At the end of March, Northern Ireland’s Department for the Economy (DfE) published their Energy Strategy consultation. Together with the Economic Vision and Skills Strategy, this consultation forms the approach to future green economic growth in NI. The consultation paper explores a range of potential policy options which are being developed and was published alongside a report on Future Energy Decarbonisation Scenarios for Northern Ireland.
The Department for Agriculture, Environment and Rural Affairs (DAERA) is drafting a Climate Change Bill with statutory emissions reductions targets, consistent with the advice given by the Climate Change Committee (CCC) in December 2020. DfE state the ambition for the Energy Strategy is for NI to contribute its fair share to the UK’s 2050 net-zero emissions target. They propose an overall goal to achieve an 82% reduction in GHG emissions and a net-zero carbon (CO2) energy system by 2050.
The CCC advice highlighted the long-term cost savings that accrue from a clean energy transition which should cancel out the upfront investment costs needed to begin the journey to net-zero. The DfE acknowledges that many of the upfront investments needed will be in the energy sector and they will focus on affordability for all consumers during the transition.
The Energy Strategy consultation is structured around 5 principles: consumers, growth of the green economy, energy efficiency, growth of indigenous renewables replacing fossil fuels, and a flexible, integrated, and digitised energy system.
Under the principle of Energy Efficiency, the potential policies the Department has put forward include an energy savings target, minimum energy efficiency standards for buildings, uplifted building regulations and additional energy efficiency support for consumers. The Department is not proposing an obligation scheme on energy companies but will consider the role of suppliers and distributors when developing future financing options for energy efficiency. The Department is proposing to establish a ‘one stop shop’, similar to the SEAI, to provide information, advice, and support for consumers.
To decarbonise the power system, the Department has set a renewable electricity target of 70% for 2030. This follows the success Northern Ireland has had in incorporating renewable generation onto the grid. In early March, DfE published a report highlighting that NI surpassed their 2020 RES-E target of 40% by 9.2%. To encourage further development in renewables, the Department has proposed to extend the UK’s ‘Contracts for Difference’ scheme to NI along with a plan to bring forward offshore and marine renewables. In the 2020s they suggest focusing on fixed offshore wind and in the 2030s and 2040s they will pursue floating offshore wind.
To phase out fossil fuel heating sources, the Department is suggesting a parallel on and off-gas grid approach. They propose pilot schemes for low carbon technologies, e.g., trials of heat pumps, decarbonised gas and biofuels. In terms of replacing natural gas, which DfE believes does not have a long-term role in a net-zero energy system, they will focus on biomethane injection initially and see hydrogen as having a medium-term role. While the Department believes it is too soon to change the current policy position regarding the future gas network, they propose that the Gas Network Operators provide a credible pathway to Net Zero by 2050.

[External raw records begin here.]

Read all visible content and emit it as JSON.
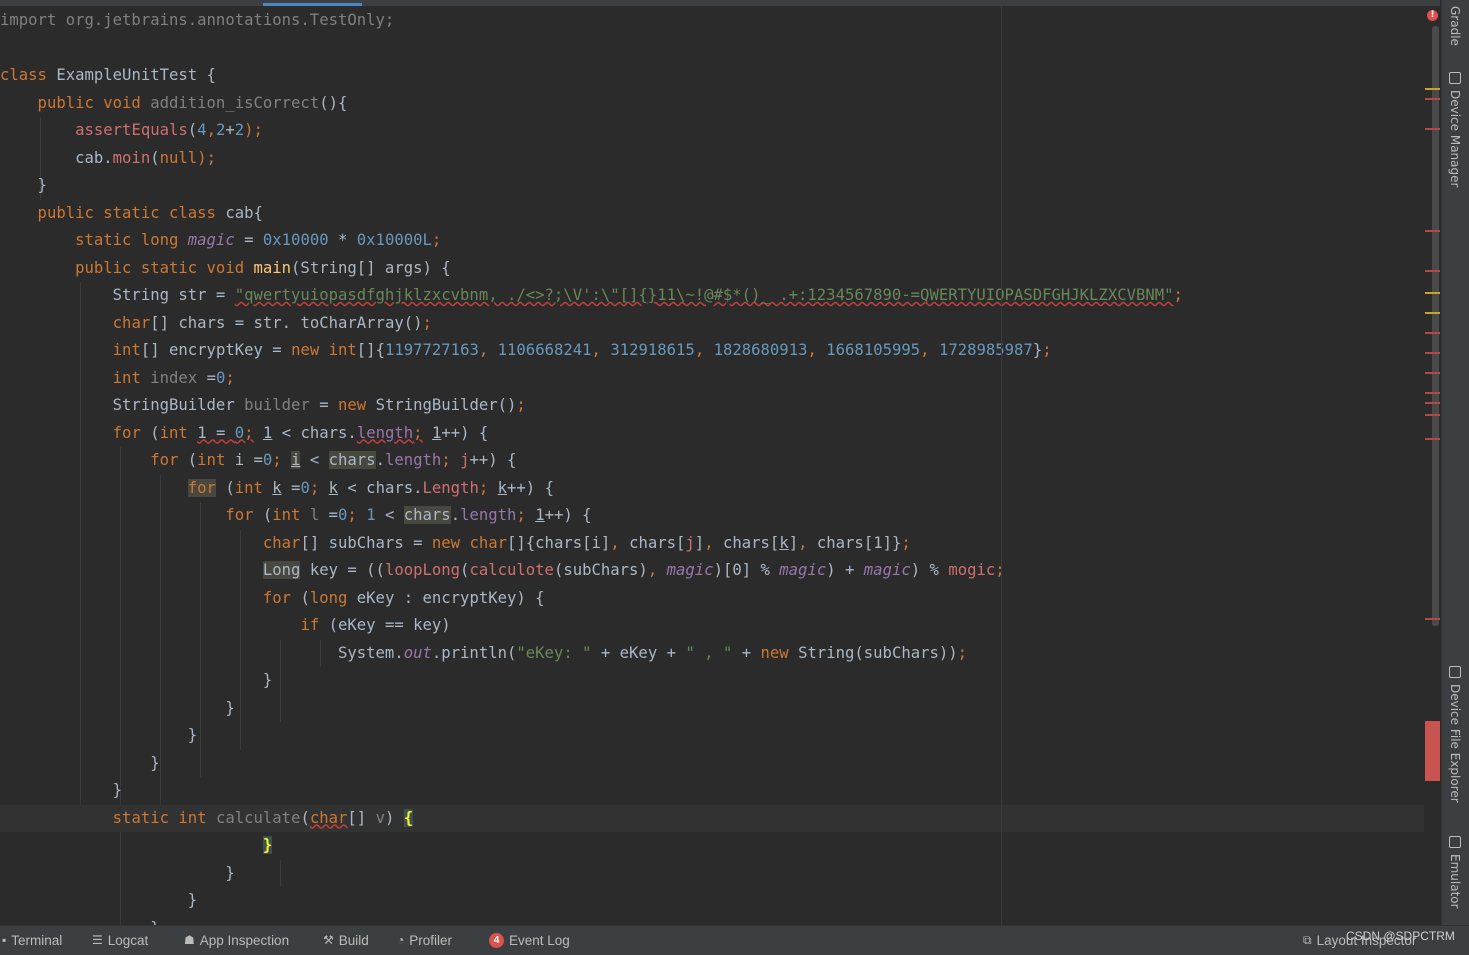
{
  "editor": {
    "lines": [
      {
        "segs": [
          {
            "t": "import org.jetbrains.annotations.TestOnly;",
            "c": "gry"
          }
        ]
      },
      {
        "segs": []
      },
      {
        "segs": [
          {
            "t": "class ",
            "c": "kw"
          },
          {
            "t": "ExampleUnitTest {",
            "c": ""
          }
        ]
      },
      {
        "segs": [
          {
            "t": "    public void ",
            "c": "kw"
          },
          {
            "t": "addition_isCorrect",
            "c": "gry"
          },
          {
            "t": "(){",
            "c": ""
          }
        ]
      },
      {
        "segs": [
          {
            "t": "        ",
            "c": ""
          },
          {
            "t": "assertEquals",
            "c": "mth"
          },
          {
            "t": "(",
            "c": ""
          },
          {
            "t": "4",
            "c": "num"
          },
          {
            "t": ",",
            "c": "kw"
          },
          {
            "t": "2",
            "c": "num"
          },
          {
            "t": "+",
            "c": ""
          },
          {
            "t": "2",
            "c": "num"
          },
          {
            "t": ");",
            "c": "kw"
          }
        ]
      },
      {
        "segs": [
          {
            "t": "        cab.",
            "c": ""
          },
          {
            "t": "moin",
            "c": "mth"
          },
          {
            "t": "(",
            "c": ""
          },
          {
            "t": "null",
            "c": "kw"
          },
          {
            "t": ");",
            "c": "kw"
          }
        ]
      },
      {
        "segs": [
          {
            "t": "    }",
            "c": ""
          }
        ]
      },
      {
        "segs": [
          {
            "t": "    public static class ",
            "c": "kw"
          },
          {
            "t": "cab{",
            "c": ""
          }
        ]
      },
      {
        "segs": [
          {
            "t": "        static long ",
            "c": "kw"
          },
          {
            "t": "magic",
            "c": "itl"
          },
          {
            "t": " = ",
            "c": ""
          },
          {
            "t": "0x10000",
            "c": "num"
          },
          {
            "t": " * ",
            "c": ""
          },
          {
            "t": "0x10000L",
            "c": "num"
          },
          {
            "t": ";",
            "c": "kw"
          }
        ]
      },
      {
        "segs": [
          {
            "t": "        public static void ",
            "c": "kw"
          },
          {
            "t": "main",
            "c": "fn"
          },
          {
            "t": "(String[] args) {",
            "c": ""
          }
        ]
      },
      {
        "segs": [
          {
            "t": "            String str = ",
            "c": ""
          },
          {
            "t": "\"qwertyuiopasdfghjklzxcvbnm, ./<>?;\\V':\\\"[]{}11\\~!@#$*()_ .+:1234567890-=QWERTYUIOPASDFGHJKLZXCVBNM\"",
            "c": "str err"
          },
          {
            "t": ";",
            "c": "kw"
          }
        ]
      },
      {
        "segs": [
          {
            "t": "            ",
            "c": ""
          },
          {
            "t": "char",
            "c": "kw"
          },
          {
            "t": "[] chars = str. toCharArray()",
            "c": ""
          },
          {
            "t": ";",
            "c": "kw"
          }
        ]
      },
      {
        "segs": [
          {
            "t": "            ",
            "c": ""
          },
          {
            "t": "int",
            "c": "kw"
          },
          {
            "t": "[] encryptKey = ",
            "c": ""
          },
          {
            "t": "new ",
            "c": "kw"
          },
          {
            "t": "int",
            "c": "kw"
          },
          {
            "t": "[]{",
            "c": ""
          },
          {
            "t": "1197727163",
            "c": "num"
          },
          {
            "t": ", ",
            "c": "kw"
          },
          {
            "t": "1106668241",
            "c": "num"
          },
          {
            "t": ", ",
            "c": "kw"
          },
          {
            "t": "312918615",
            "c": "num"
          },
          {
            "t": ", ",
            "c": "kw"
          },
          {
            "t": "1828680913",
            "c": "num"
          },
          {
            "t": ", ",
            "c": "kw"
          },
          {
            "t": "1668105995",
            "c": "num"
          },
          {
            "t": ", ",
            "c": "kw"
          },
          {
            "t": "1728985987",
            "c": "num"
          },
          {
            "t": "}",
            "c": ""
          },
          {
            "t": ";",
            "c": "kw"
          }
        ]
      },
      {
        "segs": [
          {
            "t": "            ",
            "c": ""
          },
          {
            "t": "int ",
            "c": "kw"
          },
          {
            "t": "index",
            "c": "gry"
          },
          {
            "t": " =",
            "c": ""
          },
          {
            "t": "0",
            "c": "num"
          },
          {
            "t": ";",
            "c": "kw"
          }
        ]
      },
      {
        "segs": [
          {
            "t": "            StringBuilder ",
            "c": ""
          },
          {
            "t": "builder",
            "c": "gry"
          },
          {
            "t": " = ",
            "c": ""
          },
          {
            "t": "new ",
            "c": "kw"
          },
          {
            "t": "StringBuilder()",
            "c": ""
          },
          {
            "t": ";",
            "c": "kw"
          }
        ]
      },
      {
        "segs": [
          {
            "t": "            ",
            "c": ""
          },
          {
            "t": "for ",
            "c": "kw"
          },
          {
            "t": "(",
            "c": ""
          },
          {
            "t": "int ",
            "c": "kw"
          },
          {
            "t": "1 = ",
            "c": "err"
          },
          {
            "t": "0",
            "c": "num err"
          },
          {
            "t": ";",
            "c": "kw err"
          },
          {
            "t": " ",
            "c": ""
          },
          {
            "t": "1",
            "c": "usc"
          },
          {
            "t": " < chars.",
            "c": ""
          },
          {
            "t": "length",
            "c": "purp err"
          },
          {
            "t": ";",
            "c": "kw err"
          },
          {
            "t": " ",
            "c": ""
          },
          {
            "t": "1",
            "c": "usc"
          },
          {
            "t": "++) {",
            "c": ""
          }
        ]
      },
      {
        "segs": [
          {
            "t": "                ",
            "c": ""
          },
          {
            "t": "for ",
            "c": "kw"
          },
          {
            "t": "(",
            "c": ""
          },
          {
            "t": "int ",
            "c": "kw"
          },
          {
            "t": "i =",
            "c": ""
          },
          {
            "t": "0",
            "c": "num"
          },
          {
            "t": "; ",
            "c": "kw"
          },
          {
            "t": "i",
            "c": "hl usc"
          },
          {
            "t": " < ",
            "c": ""
          },
          {
            "t": "chars",
            "c": "hl"
          },
          {
            "t": ".",
            "c": ""
          },
          {
            "t": "length",
            "c": "purp"
          },
          {
            "t": "; ",
            "c": "kw"
          },
          {
            "t": "j",
            "c": "mth"
          },
          {
            "t": "++) {",
            "c": ""
          }
        ]
      },
      {
        "segs": [
          {
            "t": "                    ",
            "c": ""
          },
          {
            "t": "for",
            "c": "kw hl"
          },
          {
            "t": " (",
            "c": ""
          },
          {
            "t": "int ",
            "c": "kw"
          },
          {
            "t": "k",
            "c": "usc"
          },
          {
            "t": " =",
            "c": ""
          },
          {
            "t": "0",
            "c": "num"
          },
          {
            "t": "; ",
            "c": "kw"
          },
          {
            "t": "k",
            "c": "usc"
          },
          {
            "t": " < chars.",
            "c": ""
          },
          {
            "t": "Length",
            "c": "mth"
          },
          {
            "t": "; ",
            "c": "kw"
          },
          {
            "t": "k",
            "c": "usc"
          },
          {
            "t": "++) {",
            "c": ""
          }
        ]
      },
      {
        "segs": [
          {
            "t": "                        ",
            "c": ""
          },
          {
            "t": "for ",
            "c": "kw"
          },
          {
            "t": "(",
            "c": ""
          },
          {
            "t": "int ",
            "c": "kw"
          },
          {
            "t": "l",
            "c": "gry"
          },
          {
            "t": " =",
            "c": ""
          },
          {
            "t": "0",
            "c": "num"
          },
          {
            "t": "; ",
            "c": "kw"
          },
          {
            "t": "1",
            "c": "num"
          },
          {
            "t": " < ",
            "c": ""
          },
          {
            "t": "chars",
            "c": "hl"
          },
          {
            "t": ".",
            "c": ""
          },
          {
            "t": "length",
            "c": "purp"
          },
          {
            "t": "; ",
            "c": "kw"
          },
          {
            "t": "1",
            "c": "usc"
          },
          {
            "t": "++) {",
            "c": ""
          }
        ]
      },
      {
        "segs": [
          {
            "t": "                            ",
            "c": ""
          },
          {
            "t": "char",
            "c": "kw"
          },
          {
            "t": "[] subChars = ",
            "c": ""
          },
          {
            "t": "new ",
            "c": "kw"
          },
          {
            "t": "char",
            "c": "kw"
          },
          {
            "t": "[]{chars[i]",
            "c": ""
          },
          {
            "t": ", ",
            "c": "kw"
          },
          {
            "t": "chars[",
            "c": ""
          },
          {
            "t": "j",
            "c": "mth"
          },
          {
            "t": "]",
            "c": ""
          },
          {
            "t": ", ",
            "c": "kw"
          },
          {
            "t": "chars[",
            "c": ""
          },
          {
            "t": "k",
            "c": "usc"
          },
          {
            "t": "]",
            "c": ""
          },
          {
            "t": ", ",
            "c": "kw"
          },
          {
            "t": "chars[1]}",
            "c": ""
          },
          {
            "t": ";",
            "c": "kw"
          }
        ]
      },
      {
        "segs": [
          {
            "t": "                            ",
            "c": ""
          },
          {
            "t": "Long",
            "c": "hl"
          },
          {
            "t": " key = ((",
            "c": ""
          },
          {
            "t": "loopLong",
            "c": "mth"
          },
          {
            "t": "(",
            "c": ""
          },
          {
            "t": "calculote",
            "c": "mth"
          },
          {
            "t": "(subChars)",
            "c": ""
          },
          {
            "t": ", ",
            "c": "kw"
          },
          {
            "t": "magic",
            "c": "itl"
          },
          {
            "t": ")[0] % ",
            "c": ""
          },
          {
            "t": "magic",
            "c": "itl"
          },
          {
            "t": ") + ",
            "c": ""
          },
          {
            "t": "magic",
            "c": "itl"
          },
          {
            "t": ") % ",
            "c": ""
          },
          {
            "t": "mogic",
            "c": "mth"
          },
          {
            "t": ";",
            "c": "kw"
          }
        ]
      },
      {
        "segs": [
          {
            "t": "                            ",
            "c": ""
          },
          {
            "t": "for ",
            "c": "kw"
          },
          {
            "t": "(",
            "c": ""
          },
          {
            "t": "long ",
            "c": "kw"
          },
          {
            "t": "eKey : encryptKey) {",
            "c": ""
          }
        ]
      },
      {
        "segs": [
          {
            "t": "                                ",
            "c": ""
          },
          {
            "t": "if ",
            "c": "kw"
          },
          {
            "t": "(eKey == key)",
            "c": ""
          }
        ]
      },
      {
        "segs": [
          {
            "t": "                                    System.",
            "c": ""
          },
          {
            "t": "out",
            "c": "itl"
          },
          {
            "t": ".println(",
            "c": ""
          },
          {
            "t": "\"eKey: \"",
            "c": "str"
          },
          {
            "t": " + eKey + ",
            "c": ""
          },
          {
            "t": "\" , \"",
            "c": "str"
          },
          {
            "t": " + ",
            "c": ""
          },
          {
            "t": "new ",
            "c": "kw"
          },
          {
            "t": "String(subChars))",
            "c": ""
          },
          {
            "t": ";",
            "c": "kw"
          }
        ]
      },
      {
        "segs": [
          {
            "t": "                            }",
            "c": ""
          }
        ]
      },
      {
        "segs": [
          {
            "t": "                        }",
            "c": ""
          }
        ]
      },
      {
        "segs": [
          {
            "t": "                    }",
            "c": ""
          }
        ]
      },
      {
        "segs": [
          {
            "t": "                }",
            "c": ""
          }
        ]
      },
      {
        "segs": [
          {
            "t": "            }",
            "c": ""
          }
        ]
      },
      {
        "segs": [
          {
            "t": "            ",
            "c": ""
          },
          {
            "t": "static int ",
            "c": "kw"
          },
          {
            "t": "calculate",
            "c": "gry"
          },
          {
            "t": "(",
            "c": ""
          },
          {
            "t": "char",
            "c": "kw err"
          },
          {
            "t": "[] ",
            "c": ""
          },
          {
            "t": "v",
            "c": "gry"
          },
          {
            "t": ") ",
            "c": ""
          },
          {
            "t": "{",
            "c": "brc"
          }
        ]
      },
      {
        "segs": [
          {
            "t": "                            ",
            "c": ""
          },
          {
            "t": "}",
            "c": "brc"
          }
        ]
      },
      {
        "segs": [
          {
            "t": "                        }",
            "c": ""
          }
        ]
      },
      {
        "segs": [
          {
            "t": "                    }",
            "c": ""
          }
        ]
      },
      {
        "segs": [
          {
            "t": "                }",
            "c": ""
          }
        ]
      }
    ]
  },
  "right_tools": [
    "Gradle",
    "Device Manager",
    "Device File Explorer",
    "Emulator"
  ],
  "status": {
    "terminal": "Terminal",
    "logcat": "Logcat",
    "app_inspection": "App Inspection",
    "build": "Build",
    "profiler": "Profiler",
    "event_log": "Event Log",
    "event_count": "4",
    "layout_inspector": "Layout Inspector"
  },
  "watermark": "CSDN @SDPCTRM",
  "error_indicator": "!"
}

The Department highlighted the role of the private sector in decarbonising transport and propose to develop an EV infrastructure plan in partnership with key stakeholders.
Each of the decarbonisation scenarios modelled lead to increased demand on the electricity grid and the Department proposes basing the power system around flexibility. DfE acknowledges that conventional power generators will play a role in the transition to net-zero to maintain system stability and security of supply, but fossil fuel power is to be largely phased out over the next 3 decades. One of the aims of the Energy Strategy is to provide clear direction to power station owners for medium- and long-term investment planning. When it comes to ensuring flexible markets and infrastructure, the Department points to SONI’s consultation Shaping Our Electricity Future and the North-South Interconnector as vital components in strengthening the grid. Some other potential solutions to ensure security of supply whilst decarbonising the energy system include supply side flexibility (OCGTs more flexible than CCGTs), storage (batteries and hydrogen), and demand-side flexibility (NIE Networks recently tendered for flexibility services).
The Department is also keen to develop a smart and digitised energy system and cite consumer data (to inform consumption change) and system data (to improve the efficiency of network operation) as being key. DfE will assess how the BEIS Energy Data Taskforce recommendations for an Open Energy Data Platform could be applied in NI. To advance the development of a smart grid DfE will undertake a cost-benefit analysis of smart meters for electricity and gas, carry out a strategic review of whole system costs and benefits of demand-side generation technologies, and develop a policy framework for active consumers and communities. They will also review network charging, should the electricity system become more decentralised, to ensure on-grid customers are not paying disproportionately for consumers who are less reliant on the grid but still require network access for resilience and to sell the energy they generate.
The consultation closes 5pm Wednesday 30th of June with a new Energy Strategy due by November this year. In the meantime, DfE will host workshops around the 5 principals which underpin the Strategy.